Isolation and characterization of calmodulin gene of Alexandrium catenella (Dinoflagellate) and its performance in cell growth and heat stress

Harmful algal blooms (HABs) can occur and then disappear quickly, corresponding to consistent growing and declining of heavy biomasses. The molecular mechanism of blooming remains unclear. In this study, calmodulin gene (cam) of HAB causing species Alexandrium catenella was isolated and characterized. The expression of calmodulin gene was profiled at different growth rates and in heat stress. The full cDNA of cam was 597 nucleotides (nt) in length, including a 25 nt 5t’ untranslated region (UTR), an 122 nt 3′ UTR, and a 450 nt open reading frame (ORF) encoding 149 amino acids. The deduced calmodulin (CaM) was highly conserved in comparison with those of other organisms. As was determined with real-time RT PCR, the abundance of cam transcript varied in a pattern similar to cell growth rate during the whole growing period.
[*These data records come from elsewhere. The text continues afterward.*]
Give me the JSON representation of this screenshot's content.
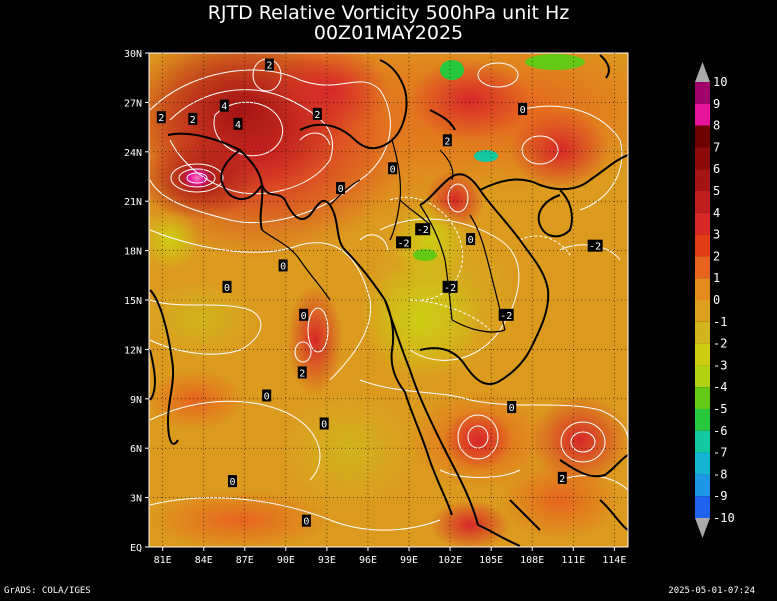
{
  "title": "RJTD Relative Vorticity 500hPa unit Hz",
  "subtitle": "00Z01MAY2025",
  "footer_left": "GrADS: COLA/IGES",
  "footer_right": "2025-05-01-07:24",
  "map": {
    "lon_range": [
      80,
      115
    ],
    "lat_range": [
      0,
      30
    ],
    "lon_ticks": [
      "81E",
      "84E",
      "87E",
      "90E",
      "93E",
      "96E",
      "99E",
      "102E",
      "105E",
      "108E",
      "111E",
      "114E"
    ],
    "lat_ticks": [
      "EQ",
      "3N",
      "6N",
      "9N",
      "12N",
      "15N",
      "18N",
      "21N",
      "24N",
      "27N",
      "30N"
    ]
  },
  "colorbar": {
    "levels": [
      "10",
      "9",
      "8",
      "7",
      "6",
      "5",
      "4",
      "3",
      "2",
      "1",
      "0",
      "-1",
      "-2",
      "-3",
      "-4",
      "-5",
      "-6",
      "-7",
      "-8",
      "-9",
      "-10"
    ],
    "colors": [
      "#a0006a",
      "#e6149b",
      "#6e0000",
      "#8c0a0a",
      "#a51414",
      "#be1e1e",
      "#d72828",
      "#e13c14",
      "#e6641e",
      "#e68c1e",
      "#dca01e",
      "#d2b41e",
      "#cdcd14",
      "#b4d214",
      "#64c814",
      "#28c83c",
      "#14c8a0",
      "#14b4d2",
      "#1e96e6",
      "#1e64f0"
    ],
    "arrow_color": "#aaaaaa"
  },
  "contour_labels": [
    {
      "text": "2",
      "lon": 88.8,
      "lat": 29.3
    },
    {
      "text": "2",
      "lon": 80.9,
      "lat": 26.1
    },
    {
      "text": "2",
      "lon": 83.2,
      "lat": 26.0
    },
    {
      "text": "4",
      "lon": 85.5,
      "lat": 26.8
    },
    {
      "text": "4",
      "lon": 86.5,
      "lat": 25.7
    },
    {
      "text": "2",
      "lon": 92.3,
      "lat": 26.3
    },
    {
      "text": "2",
      "lon": 101.8,
      "lat": 24.7
    },
    {
      "text": "0",
      "lon": 107.3,
      "lat": 26.6
    },
    {
      "text": "0",
      "lon": 97.8,
      "lat": 23.0
    },
    {
      "text": "0",
      "lon": 94.0,
      "lat": 21.8
    },
    {
      "text": "-2",
      "lon": 98.6,
      "lat": 18.5
    },
    {
      "text": "-2",
      "lon": 100.0,
      "lat": 19.3
    },
    {
      "text": "0",
      "lon": 103.5,
      "lat": 18.7
    },
    {
      "text": "-2",
      "lon": 112.6,
      "lat": 18.3
    },
    {
      "text": "0",
      "lon": 89.8,
      "lat": 17.1
    },
    {
      "text": "0",
      "lon": 85.7,
      "lat": 15.8
    },
    {
      "text": "-2",
      "lon": 102.0,
      "lat": 15.8
    },
    {
      "text": "0",
      "lon": 91.3,
      "lat": 14.1
    },
    {
      "text": "-2",
      "lon": 106.1,
      "lat": 14.1
    },
    {
      "text": "2",
      "lon": 91.2,
      "lat": 10.6
    },
    {
      "text": "0",
      "lon": 88.6,
      "lat": 9.2
    },
    {
      "text": "0",
      "lon": 106.5,
      "lat": 8.5
    },
    {
      "text": "0",
      "lon": 92.8,
      "lat": 7.5
    },
    {
      "text": "2",
      "lon": 110.2,
      "lat": 4.2
    },
    {
      "text": "0",
      "lon": 86.1,
      "lat": 4.0
    },
    {
      "text": "0",
      "lon": 91.5,
      "lat": 1.6
    }
  ]
}
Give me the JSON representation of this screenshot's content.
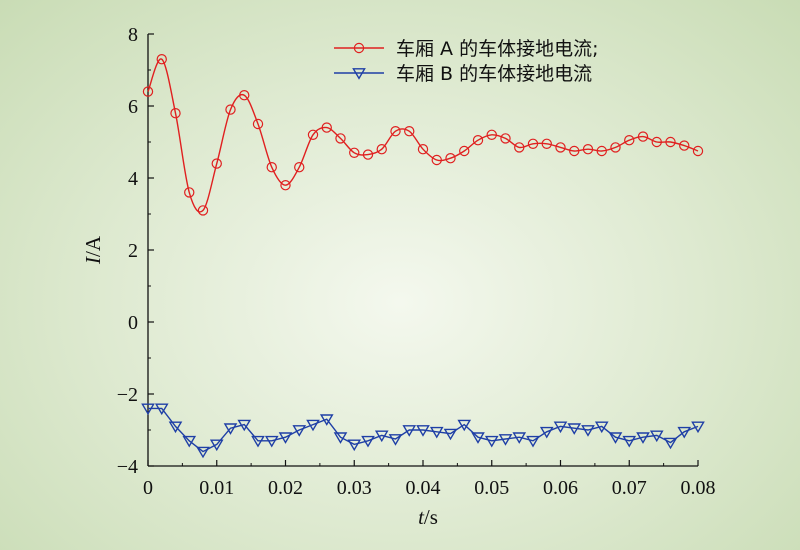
{
  "chart_data": {
    "type": "line",
    "xlabel": {
      "var": "t",
      "unit": "/s"
    },
    "ylabel": {
      "var": "I",
      "unit": "/A"
    },
    "xlim": [
      0,
      0.08
    ],
    "ylim": [
      -4,
      8
    ],
    "xticks": [
      0,
      0.01,
      0.02,
      0.03,
      0.04,
      0.05,
      0.06,
      0.07,
      0.08
    ],
    "xtick_labels": [
      "0",
      "0.01",
      "0.02",
      "0.03",
      "0.04",
      "0.05",
      "0.06",
      "0.07",
      "0.08"
    ],
    "yticks": [
      -4,
      -2,
      0,
      2,
      4,
      6,
      8
    ],
    "ytick_labels": [
      "−4",
      "−2",
      "0",
      "2",
      "4",
      "6",
      "8"
    ],
    "grid": false,
    "legend_position": "top-right",
    "series": [
      {
        "name": "车厢 A 的车体接地电流;",
        "color": "#e02020",
        "marker": "circle",
        "x": [
          0,
          0.002,
          0.004,
          0.006,
          0.008,
          0.01,
          0.012,
          0.014,
          0.016,
          0.018,
          0.02,
          0.022,
          0.024,
          0.026,
          0.028,
          0.03,
          0.032,
          0.034,
          0.036,
          0.038,
          0.04,
          0.042,
          0.044,
          0.046,
          0.048,
          0.05,
          0.052,
          0.054,
          0.056,
          0.058,
          0.06,
          0.062,
          0.064,
          0.066,
          0.068,
          0.07,
          0.072,
          0.074,
          0.076,
          0.078,
          0.08
        ],
        "y": [
          6.4,
          7.3,
          5.8,
          3.6,
          3.1,
          4.4,
          5.9,
          6.3,
          5.5,
          4.3,
          3.8,
          4.3,
          5.2,
          5.4,
          5.1,
          4.7,
          4.65,
          4.8,
          5.3,
          5.3,
          4.8,
          4.5,
          4.55,
          4.75,
          5.05,
          5.2,
          5.1,
          4.85,
          4.95,
          4.95,
          4.85,
          4.75,
          4.8,
          4.75,
          4.85,
          5.05,
          5.15,
          5.0,
          5.0,
          4.9,
          4.75
        ]
      },
      {
        "name": "车厢 B 的车体接地电流",
        "color": "#1f3fa6",
        "marker": "triangle-down",
        "x": [
          0,
          0.002,
          0.004,
          0.006,
          0.008,
          0.01,
          0.012,
          0.014,
          0.016,
          0.018,
          0.02,
          0.022,
          0.024,
          0.026,
          0.028,
          0.03,
          0.032,
          0.034,
          0.036,
          0.038,
          0.04,
          0.042,
          0.044,
          0.046,
          0.048,
          0.05,
          0.052,
          0.054,
          0.056,
          0.058,
          0.06,
          0.062,
          0.064,
          0.066,
          0.068,
          0.07,
          0.072,
          0.074,
          0.076,
          0.078,
          0.08
        ],
        "y": [
          -2.4,
          -2.4,
          -2.9,
          -3.3,
          -3.6,
          -3.4,
          -2.95,
          -2.85,
          -3.3,
          -3.3,
          -3.2,
          -3.0,
          -2.85,
          -2.7,
          -3.2,
          -3.4,
          -3.3,
          -3.15,
          -3.25,
          -3.0,
          -3.0,
          -3.05,
          -3.1,
          -2.85,
          -3.2,
          -3.3,
          -3.25,
          -3.2,
          -3.3,
          -3.05,
          -2.9,
          -2.95,
          -3.0,
          -2.9,
          -3.2,
          -3.3,
          -3.2,
          -3.15,
          -3.35,
          -3.05,
          -2.9
        ]
      }
    ]
  }
}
The abundance of cam transcript increased by more than 8 folds from lag growth phase to exponential growth phase, and then obviously decreased from exponential growth phase to stationary/decline growth phase. In addition, the relative abundance of cam transcript significantly declined with time during heat shock. Taking CaM function described in other organisms into account, we believe that Ca2+-involved signal transduction, methylation of DNA and toxin precursors underlined the cell growth of this species. The response of cam gene to heat stress in dinoflagellate suggested restrictions in Ca2+ signal transduction and methylation. These findings are helpful to understand the relationships among growth, cell signal transduction, bloom formation and interaction with environmental stimuli in dinoflagellates.